What may or may not be interesting is that I had actually gotten Dark Souls: Prepare to Die Edition for the PC well before the release of Elden Ring. And to no surprise, I did not enjoy the experience. Not because of issues with the port, but because I was still encountering the same issue as I had originally with the console version. I could argue that the quest markers & NPCs of other games that pointed me in a direction weakened my ability to figure things out myself, or that games with difficulty levels gave me the option to opt out of utilizing game mechanics that I simply did not wish to learn. Those certainly had their effect, but four words underlined my thoughts.

Death was not fun.

Eventually, I realized that my previous issues came from my perception of death. To die was to be told I wasn't good enough & a failure. However, in every Souls game, what is really lost when a player dies? Nothing that can't be grinded back. Is progress lost? No, the player respawns at the last place they rested. What does death give? Frustration.

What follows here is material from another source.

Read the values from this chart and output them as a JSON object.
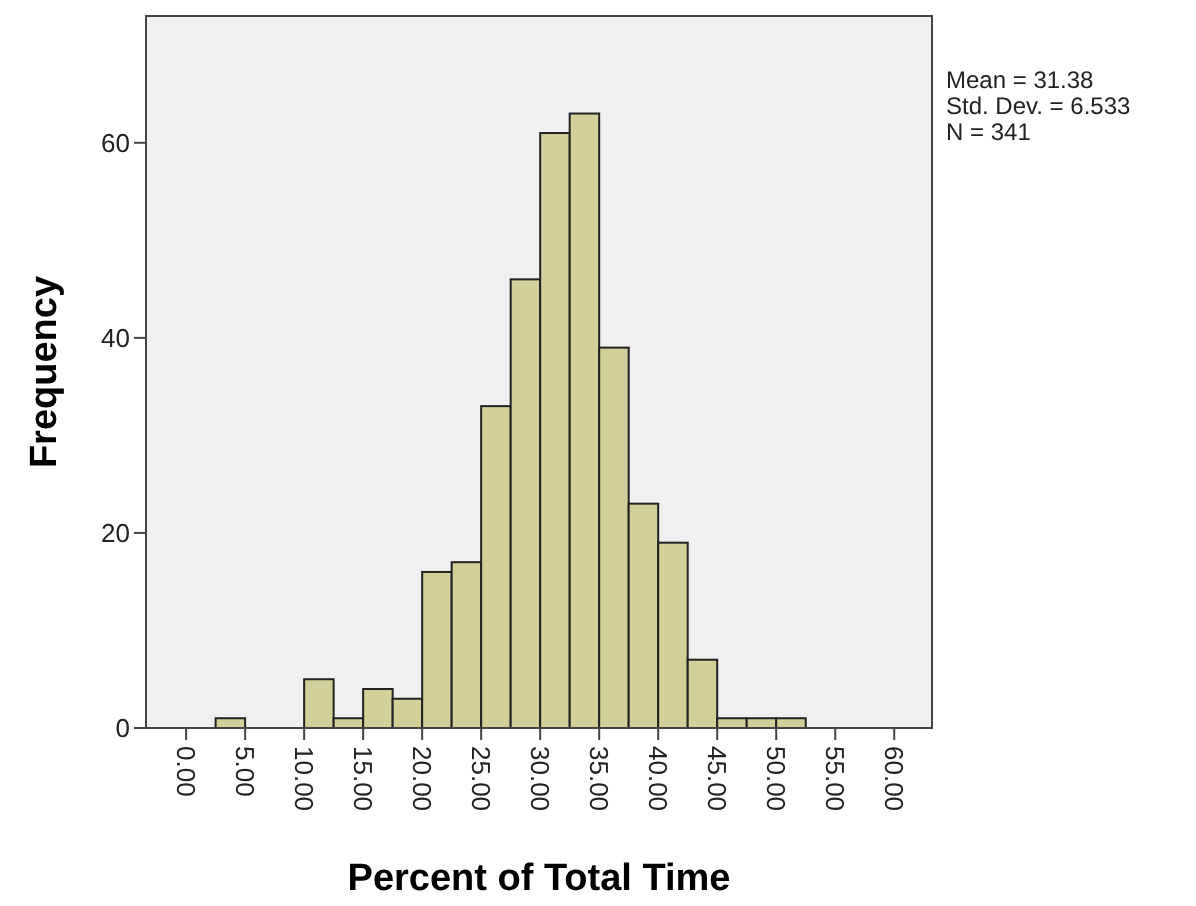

It all comes down to how that frustration is interpreted & dealt with. Originally, I saw it as failure, that I wasn't good enough at the game to enjoy it, add to that how I felt directionless & it could come as no surprise why I kept giving up on the game series. Then, for some reason, I stopped caring. I discovered ways to cheese the game a bit, watched how to get cool early weapons & where to get upgrades, & just started enjoying the experience for seemingly no reason.

Granted, Elden Ring has been described as the easiest of the Souls series & I believe that. But for some reason, once I stopped caring about dying to bosses or annoying mobs, I found myself understanding the game better. I still can't learn a boss pattern because of my smooth brain, but that doesn't matter. What was important is that death no longer mattered, as a result, the main source of my frustration with the series vanished & allowed me to enjoy the experience of the game without the weight of failure.

My explanation for the change of mind from feeling disinterested in a series to enjoying the later entry may be lackluster. Originally, I had intended to review the game from the perspective of someone with such an experience, however, I found it difficult to explain to myself why it was I changed my mind & understand what really stopped me from enjoying the game. Sure, there is an argument to be made that it is outside my genre of joy, & that I was trying to convince myself originally that I was able to enjoy it.

However, I think a major part was also the time that went by in life. Games that I used to enjoy are now memories of a time lost to me. The unknown, the games I had no experience with, were all that was left. But isn't completely true, as I had played Code Vein. A souls-like game with a more anime vampire twist & I had beaten the game. But it did not change my thoughts before Elden Ring was released & my first time playing it.

In the end, I think people aren't used to exploring on their own & having to figure things out. In most games, there is a level of handholding to guide the player. Whether it's healing items before a boss fight, a light illuminating a door on a dark night, shining weak points, regenerating shields, or a blatant tutorial section that hand-feeds information. Often, we are also given the choice of difficulty, instead of being allowed to fail just as in life & learning from our falls. Keeping ourselves determined.

And I believe that might be what drew me most to it, in the present. I wish to prove I'm determined, even when in life I am not.